Au lieu de s'occuper des problèmes concrets de l'Afrique, et notamment des graves crises qui secouent le Darfour, la Somalie, le Zimbabwe et la Côte d'Ivoire, le sommet a préféré discuter d'un projet complètement utopique, a savoir l'instauration d'un gouvernement africain continental. Il faut savoir que l'instauration d'une union régionale est extrêmement complexe et demande beaucoup de temps. En plus, toutes les unions régionales déjà constituées dans le monde ont donné la priorité au volet économique plutôt qu'au volet politique.
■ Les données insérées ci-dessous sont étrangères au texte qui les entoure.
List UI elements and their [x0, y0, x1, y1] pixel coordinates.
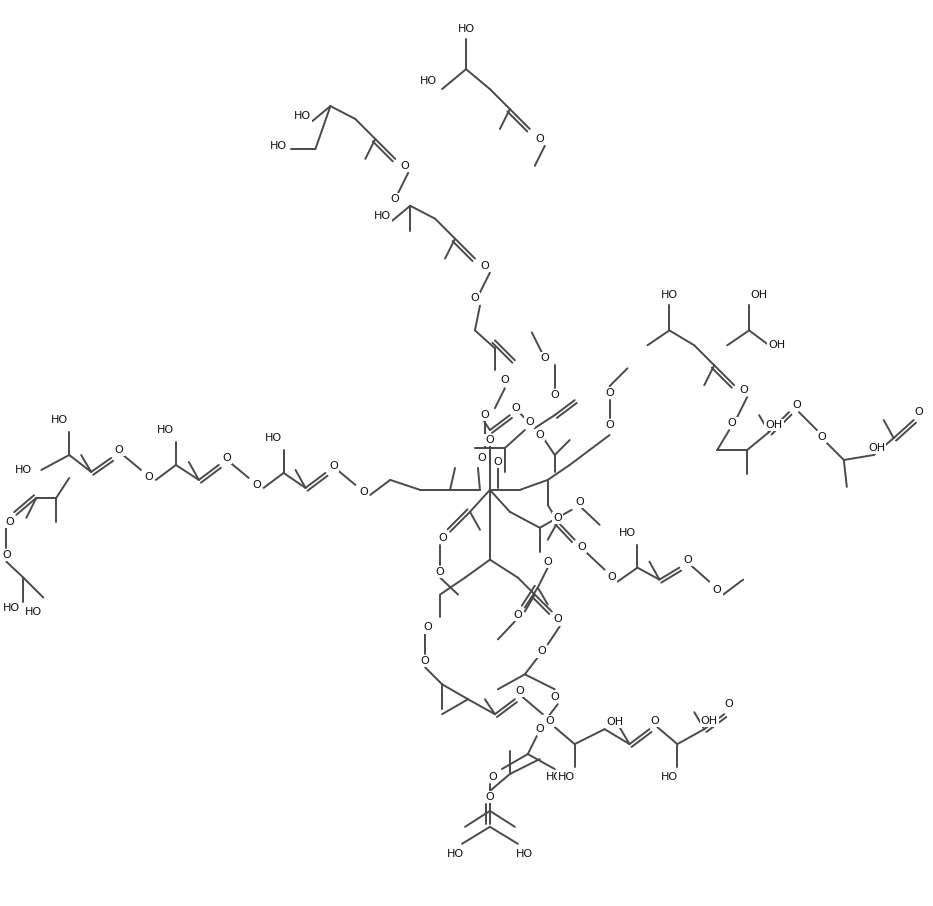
Text: O: O: [606, 388, 614, 398]
Text: O: O: [478, 453, 486, 463]
Text: HO: HO: [558, 772, 576, 782]
Text: OH: OH: [750, 291, 768, 301]
Text: O: O: [470, 294, 480, 304]
Text: O: O: [817, 432, 827, 442]
Text: HO: HO: [546, 772, 564, 782]
Text: HO: HO: [516, 849, 534, 859]
Text: OH: OH: [606, 718, 623, 728]
Text: O: O: [436, 566, 444, 576]
Text: O: O: [650, 716, 659, 727]
Text: O: O: [543, 556, 552, 566]
Text: O: O: [480, 261, 489, 271]
Text: O: O: [606, 420, 614, 430]
Text: O: O: [511, 403, 521, 413]
Text: O: O: [607, 572, 616, 582]
Text: O: O: [5, 516, 14, 526]
Text: HO: HO: [619, 528, 636, 538]
Text: O: O: [537, 646, 546, 656]
Text: O: O: [540, 353, 550, 363]
Text: O: O: [713, 584, 721, 594]
Text: O: O: [553, 614, 562, 624]
Text: O: O: [546, 716, 554, 727]
Text: O: O: [728, 418, 736, 429]
Text: O: O: [515, 686, 524, 697]
Text: HO: HO: [25, 606, 42, 616]
Text: HO: HO: [374, 211, 391, 221]
Text: O: O: [494, 457, 502, 467]
Text: HO: HO: [158, 425, 174, 435]
Text: O: O: [914, 407, 923, 417]
Text: O: O: [480, 410, 489, 420]
Text: O: O: [513, 610, 522, 620]
Text: O: O: [536, 134, 544, 144]
Text: OH: OH: [701, 716, 717, 727]
Text: HO: HO: [457, 24, 475, 34]
Text: O: O: [401, 161, 410, 171]
Text: O: O: [793, 400, 801, 410]
Text: O: O: [683, 554, 691, 564]
Text: O: O: [439, 533, 448, 543]
Text: HO: HO: [3, 602, 20, 612]
Text: O: O: [485, 792, 494, 802]
Text: OH: OH: [869, 443, 885, 453]
Text: O: O: [550, 390, 559, 400]
Text: O: O: [576, 496, 584, 506]
Text: O: O: [553, 513, 562, 523]
Text: O: O: [115, 445, 123, 455]
Text: O: O: [2, 550, 11, 560]
Text: O: O: [391, 194, 399, 204]
Text: HO: HO: [270, 141, 287, 151]
Text: O: O: [536, 724, 544, 734]
Text: O: O: [725, 699, 733, 709]
Text: O: O: [525, 417, 535, 427]
Text: O: O: [424, 622, 433, 632]
Text: O: O: [740, 385, 748, 395]
Text: O: O: [550, 692, 559, 702]
Text: OH: OH: [765, 420, 783, 430]
Text: HO: HO: [50, 415, 68, 425]
Text: HO: HO: [661, 772, 678, 782]
Text: O: O: [329, 461, 338, 471]
Text: O: O: [359, 487, 368, 496]
Text: O: O: [421, 656, 429, 666]
Text: OH: OH: [769, 341, 786, 351]
Text: O: O: [578, 542, 586, 552]
Text: O: O: [222, 453, 231, 463]
Text: HO: HO: [15, 465, 32, 475]
Text: O: O: [252, 480, 261, 490]
Text: HO: HO: [265, 433, 282, 443]
Text: HO: HO: [420, 76, 437, 86]
Text: O: O: [500, 375, 509, 385]
Text: HO: HO: [447, 849, 464, 859]
Text: O: O: [145, 472, 153, 482]
Text: HO: HO: [661, 291, 678, 301]
Text: HO: HO: [294, 111, 311, 121]
Text: O: O: [485, 435, 494, 445]
Text: O: O: [489, 772, 497, 782]
Text: O: O: [536, 430, 544, 440]
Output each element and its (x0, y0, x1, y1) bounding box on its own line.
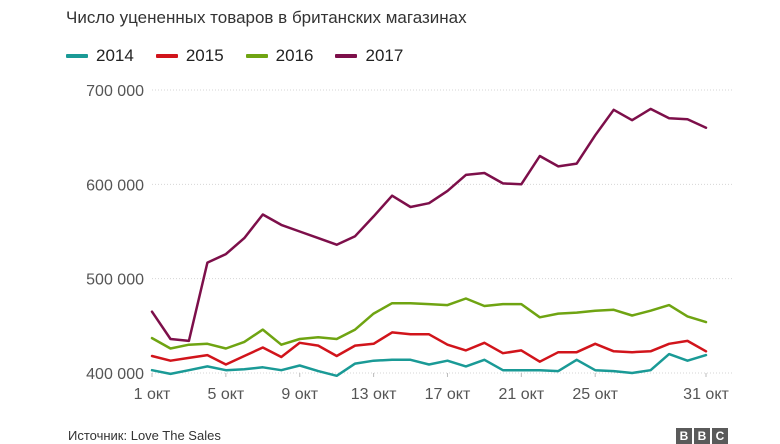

L'Union européenne a mis plus d'un demi-siècle pour se constituer. Au départ, elle était composée seulement de 6 pays, et en compte 27 aujourd'hui. Pour accéder à l'union économique, la construction européenne a été jalonnée d'une multitude d'étapes, et de plusieurs traités (Rome en 1957, Maastricht en 1992, Amsterdam en 1997, Nice en 2001). Elle a été dotée d'institutions permanentes et solides, dont la Commission européenne de Bruxelles, qui a été le véritable maître d'œuvre de l'Union.

Malgré tous ses efforts, l'Union européenne n'a pas réussi à constituer une véritable union politique.
Les autres unions régionales : ALENA, ASEAN, MERCOSUR, APEC, ne sont que des zones de libre-échange, chaque pays gardant sa souveraineté politique.

Aussi, pour construire un projet sérieux d'Union en Afrique, il faut tout d'abord s'atteler à la gouvernance politique. Il y a lieu tout d'abord d'assurer une véritable démocratie dans les pays africains, où le gouvernement issu des urnes, représente réellement la volonté populaire. Il faut par la suite consolider les unions régionales existantes : UMA (Maghreb), CEN-SAD (Pays du Sahel), UEMOA (Afrique de l'ouest), CEEAC (Afrique centrale), EAC (Afrique de l'est) COMESA (Afrique australe).

Une fois cela fait, on peut songer alors à une union des Etats africains, qui serait l'émanation des unions régionales africaines. Sans cet effort de longue haleine, tout projet précipité serait voué à l'échec.